Младший лейтенант Коган задумчиво бродил между надгробий, сбивал с них танкистской варежкой лепешки снега и разглядывал выцветшие от времени надписи, похожие на обгорелые листья. Он был в теплой стеганке и шлеме, надвинутом на самый лоб и уши.

— Шолом алейхем! — сказал Паровозник, и младший лейтенант Коган вздрогнул от неожиданности.

Он повернулся, и я успел рассмотреть его лицо: веснушчатое, с белесыми, совсем не еврейскими бровями, тонким носом, подбиравшимся, словно ключик, к замкнутому рту.

— Здравствуйте, — отозвался он и исподлобья глянул на Лео.

— Сегодня суббота, — сообщил Лео.

— Суббота, — сказал младший лейтенант.

— Праздник, — продолжал мужской мастер. — Ходи, гуляй, ничего не делай! Вы меня не помните? Это я вам на мосту сказал: шолом алейхем. Вам и вашему танку.

— Возможно, — сказал лейтенант.

Я еврея узнаю сразу, будь он рыжий, будь он черный, как негр, — похвастался Паровозник.

— Как же вы узнаете? — краешком губ улыбнулся Коган. Он говорил по-еврейски медленно, путая слова и то и дело помогая себе варежкой.

— Секрет, — просиял мужской мастер Лео Паровозник. — Только раз я ошибся, когда Гитлера принял за еврея.

— Гитлера? — оживился младший лейтенант.

— На фотографиях он вылитый еврей, — сказал в свое оправдание Паровозник. — Позвольте познакомиться: Лео, здешний парикмахер. Даниил, могильщик.

— Кто? — не понял танкист.

— Я брею, а он моих клиентов закапывает, — объяснил Паровозник. — Может, заглянете на минутку в избу. Погреетесь. У нас и угощение найдется.

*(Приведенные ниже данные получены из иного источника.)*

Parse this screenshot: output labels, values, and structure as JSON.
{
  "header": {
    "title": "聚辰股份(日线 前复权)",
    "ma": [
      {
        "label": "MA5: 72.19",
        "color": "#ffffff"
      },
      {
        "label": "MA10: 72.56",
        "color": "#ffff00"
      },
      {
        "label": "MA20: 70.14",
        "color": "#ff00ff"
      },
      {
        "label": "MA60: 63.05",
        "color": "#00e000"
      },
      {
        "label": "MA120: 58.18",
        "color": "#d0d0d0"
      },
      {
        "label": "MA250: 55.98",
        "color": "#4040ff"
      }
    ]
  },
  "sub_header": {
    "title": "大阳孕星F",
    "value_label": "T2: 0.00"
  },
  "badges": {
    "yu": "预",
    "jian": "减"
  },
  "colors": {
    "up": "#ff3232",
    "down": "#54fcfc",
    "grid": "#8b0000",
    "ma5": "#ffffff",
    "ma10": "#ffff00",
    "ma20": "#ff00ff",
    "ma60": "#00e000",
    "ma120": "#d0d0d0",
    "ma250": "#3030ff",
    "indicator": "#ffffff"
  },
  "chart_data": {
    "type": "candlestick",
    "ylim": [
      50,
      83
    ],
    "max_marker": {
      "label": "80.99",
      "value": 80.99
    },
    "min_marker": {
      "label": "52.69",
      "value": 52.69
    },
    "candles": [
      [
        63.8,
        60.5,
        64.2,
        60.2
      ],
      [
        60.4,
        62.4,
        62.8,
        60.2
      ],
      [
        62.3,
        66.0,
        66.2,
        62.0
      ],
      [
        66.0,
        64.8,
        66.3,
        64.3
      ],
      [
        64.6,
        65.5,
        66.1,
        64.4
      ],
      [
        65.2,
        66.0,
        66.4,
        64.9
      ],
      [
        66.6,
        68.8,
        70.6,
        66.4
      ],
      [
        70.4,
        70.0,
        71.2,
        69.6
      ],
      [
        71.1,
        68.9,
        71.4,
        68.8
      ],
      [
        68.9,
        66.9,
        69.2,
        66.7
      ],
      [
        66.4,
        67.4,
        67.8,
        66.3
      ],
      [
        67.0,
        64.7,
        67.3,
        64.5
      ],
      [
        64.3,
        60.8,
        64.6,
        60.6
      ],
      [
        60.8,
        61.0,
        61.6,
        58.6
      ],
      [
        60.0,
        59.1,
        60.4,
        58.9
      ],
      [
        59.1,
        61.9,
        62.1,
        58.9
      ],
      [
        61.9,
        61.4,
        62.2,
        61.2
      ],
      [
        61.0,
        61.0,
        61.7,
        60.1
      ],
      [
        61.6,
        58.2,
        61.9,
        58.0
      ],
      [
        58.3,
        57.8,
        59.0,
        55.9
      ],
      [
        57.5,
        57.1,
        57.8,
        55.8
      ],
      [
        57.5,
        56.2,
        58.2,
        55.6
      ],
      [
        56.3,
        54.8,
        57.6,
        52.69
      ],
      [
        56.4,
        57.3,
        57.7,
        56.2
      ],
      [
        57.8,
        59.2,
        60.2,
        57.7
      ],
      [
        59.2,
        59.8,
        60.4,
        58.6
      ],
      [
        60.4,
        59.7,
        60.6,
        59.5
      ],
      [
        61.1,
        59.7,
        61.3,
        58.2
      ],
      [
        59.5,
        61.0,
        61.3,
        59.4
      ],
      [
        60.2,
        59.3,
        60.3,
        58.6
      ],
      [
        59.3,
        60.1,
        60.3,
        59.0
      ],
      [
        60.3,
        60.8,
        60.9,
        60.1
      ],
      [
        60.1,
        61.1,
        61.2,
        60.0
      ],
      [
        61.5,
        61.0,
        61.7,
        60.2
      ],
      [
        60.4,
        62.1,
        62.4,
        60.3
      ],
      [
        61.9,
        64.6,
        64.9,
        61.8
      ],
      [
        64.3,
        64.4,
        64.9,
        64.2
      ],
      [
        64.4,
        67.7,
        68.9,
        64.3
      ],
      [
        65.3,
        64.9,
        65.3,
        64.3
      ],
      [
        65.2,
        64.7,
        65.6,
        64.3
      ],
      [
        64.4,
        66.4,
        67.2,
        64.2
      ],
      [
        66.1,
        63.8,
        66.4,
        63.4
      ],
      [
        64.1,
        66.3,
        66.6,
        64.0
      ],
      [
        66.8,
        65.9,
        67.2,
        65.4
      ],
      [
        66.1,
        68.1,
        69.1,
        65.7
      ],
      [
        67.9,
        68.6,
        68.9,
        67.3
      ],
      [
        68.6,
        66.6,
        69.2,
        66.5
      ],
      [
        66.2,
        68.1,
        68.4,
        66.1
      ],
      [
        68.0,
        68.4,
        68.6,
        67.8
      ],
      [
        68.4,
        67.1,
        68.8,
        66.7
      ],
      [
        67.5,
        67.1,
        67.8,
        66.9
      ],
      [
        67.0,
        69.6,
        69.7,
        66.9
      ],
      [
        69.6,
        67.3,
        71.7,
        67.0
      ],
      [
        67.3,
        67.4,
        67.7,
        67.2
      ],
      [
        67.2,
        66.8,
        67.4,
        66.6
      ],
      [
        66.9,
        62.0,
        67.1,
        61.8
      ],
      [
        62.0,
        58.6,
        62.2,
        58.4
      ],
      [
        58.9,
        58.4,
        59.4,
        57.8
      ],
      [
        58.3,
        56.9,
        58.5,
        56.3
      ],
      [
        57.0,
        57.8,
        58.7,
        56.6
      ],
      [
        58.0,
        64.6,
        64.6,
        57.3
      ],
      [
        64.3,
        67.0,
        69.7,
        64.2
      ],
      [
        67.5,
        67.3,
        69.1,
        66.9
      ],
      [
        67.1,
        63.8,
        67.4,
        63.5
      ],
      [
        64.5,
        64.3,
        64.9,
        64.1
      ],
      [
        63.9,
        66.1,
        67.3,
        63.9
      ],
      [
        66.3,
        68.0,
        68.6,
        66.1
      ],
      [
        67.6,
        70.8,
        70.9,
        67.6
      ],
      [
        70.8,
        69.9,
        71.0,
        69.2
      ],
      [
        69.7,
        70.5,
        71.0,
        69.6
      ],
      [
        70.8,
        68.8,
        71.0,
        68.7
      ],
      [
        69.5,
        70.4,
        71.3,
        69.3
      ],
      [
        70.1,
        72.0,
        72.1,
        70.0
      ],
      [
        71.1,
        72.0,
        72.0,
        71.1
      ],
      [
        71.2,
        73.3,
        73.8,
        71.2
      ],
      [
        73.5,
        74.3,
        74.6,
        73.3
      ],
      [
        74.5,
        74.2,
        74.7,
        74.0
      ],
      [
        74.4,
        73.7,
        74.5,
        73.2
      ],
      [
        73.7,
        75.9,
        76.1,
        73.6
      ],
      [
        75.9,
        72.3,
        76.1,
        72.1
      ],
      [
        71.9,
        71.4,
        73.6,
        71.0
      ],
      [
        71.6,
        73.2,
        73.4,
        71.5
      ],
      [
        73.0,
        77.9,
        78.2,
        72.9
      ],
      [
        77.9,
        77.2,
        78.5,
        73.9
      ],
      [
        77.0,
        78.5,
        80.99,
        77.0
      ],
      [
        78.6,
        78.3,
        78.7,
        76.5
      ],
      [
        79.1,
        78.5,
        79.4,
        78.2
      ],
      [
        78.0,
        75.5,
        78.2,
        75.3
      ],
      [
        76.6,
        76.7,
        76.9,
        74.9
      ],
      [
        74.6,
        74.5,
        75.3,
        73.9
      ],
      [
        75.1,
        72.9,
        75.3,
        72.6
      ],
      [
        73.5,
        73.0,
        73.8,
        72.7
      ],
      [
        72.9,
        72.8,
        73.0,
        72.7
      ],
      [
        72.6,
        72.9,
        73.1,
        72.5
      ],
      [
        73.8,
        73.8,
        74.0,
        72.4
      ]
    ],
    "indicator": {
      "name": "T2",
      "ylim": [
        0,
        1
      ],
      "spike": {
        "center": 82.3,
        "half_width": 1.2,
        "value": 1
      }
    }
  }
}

— Спасибо, — сказал Коган и вдруг добавил: — Забавная штука — еврейское кладбище.

— А разве у вас их нет? — удивился Паровозник.

— Нет.

— Ваши евреи не умирают?

— Умирают. Но такого кладбища в Тобольске нет.

— Где? Где?

— Есть такой большой город в Сибири. Тобольск. Я там родился.

— Понятно, — удовлетворился Лео. — Можно задать вам пару вопросов?

— Задавайте, — холодно произнес танкист.

— Не знаю, как у вас в Тобольске, но когда у нас еврей говорит: пару вопросов, то у него их на самом деле тысячи. Тысячи тысяч… Миллионы.

— А вы задайте главный, — посоветовал младший лейтенант Коган.

— Видите ли, весь мой миллион состоит сплошь из главных вопросов. Первым делом я хотел бы у вас спросить насчет парикмахерских. Кому они у вас принадлежат?

— У нас все принадлежит народу.

— Даже парикмахерские?

— Даже.

— Ясно, — горестно протянул мужской мастер.

— Больше вопросов нет? — вежливо осведомился военный.

— Есть один, но уже не главный. Зачем, скажите, пожалуйста, народу парикмахерские? Хотел бы я знать, что понимает в брадобрейном деле ваш народ и наш народ?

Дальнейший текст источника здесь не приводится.